Patterson was pulling a woman’s stocking on to his head.
‘What’s that, a trophy?’
He grinned at me. ‘My dear boy, it’s the best way in the world to keep your head warm. But you’ve got plenty of hair.’
The others continued to stumble about the camp. ‘First damn time I’ve been drunk since V.E. Day, I’m telling you. . ’ Giggles. ‘Look out there, you silly bastard, you’ll have the whole thing over.’ ‘Here, girlie, good Grade, good girl.…’
I woke up to feel someone looking at me. It was the moon, staring straight down from a sky full of her great light without warmth, that weird contradiction of the associations of light. I pulled the blankets up over my head but I felt it, the eye that has no benison. The bundles of sleeping men were pale shrouds, the fire was silenced. Rolling out over the stillness there came a yowl from the entrails of desolation, the echo of a pack of nightmares. It stopped, and came again, and I did not think I heard it outside my own head. Suddenly, beside me, Eilertsen sat up whimpering in his blankets and fired three shots straight past my ear. The dead rose. ‘Good Christ, what’s the matter?’ ‘What the hell’s he doing.’ ‘I could see their red eyes in the dark,’ said Eilertsen, caught in the moonlight, ‘Just over there, in the bush.’ ‘Nonsense.’ When John was woken in the middle of the night he was not another self, like most people, but simply himself. ‘Jackal wouldn’t come that near.’ But after that, there was silence.

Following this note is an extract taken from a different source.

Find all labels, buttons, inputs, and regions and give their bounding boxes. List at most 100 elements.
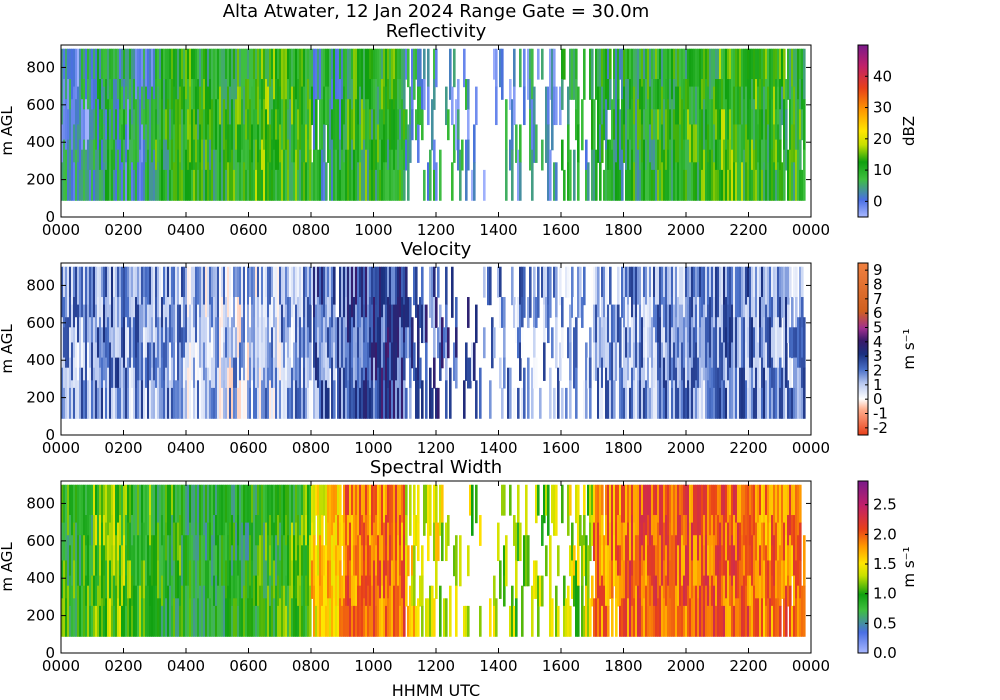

In the mornings, the birds were frozen stiff where we left them on the roofs of the cars, and the bottles of beer that John put out specially were opaque with cold. Patterson lay helplessly in his blankets, waiting for coffee to come, but Hughie, with his gingerish bristles sparkling on his chin and his hair fiercely tousled, stumped about in impatience.’ Let’s go out and murder the bastards!’
And with hands aching with the hard cold of the gun, we would follow him through a morning wet and fresh and strange as something torn from a womb. A rent caul of webs glistened on the thorns and the grasses swagged together in wet brushes. We heard guinea-fowl. We did not hear the doves or the starlings or the plover or the quail; only the guinea-fowl, like the words of a language one recognizes in a close murmur of foreign tongues. It seemed that they knew we were coming for them; there was the compulsion of an appointment between us; the birds were there and the men had come, and they must meet. When we rested in the camp, we heard them, were aware of them and felt strongly that they were aware of us. The flux and tension of the pursuit were completely absorbing, so that, in the heat of the day, when there was time to read, we did not read. The old fear, that had been bred into me, of finding myself with nothing to read (what would one do, caught somewhere, someday, without a book) was suddenly made harmless. I did not need to read. The books lay stuffed down in the duffle-bag.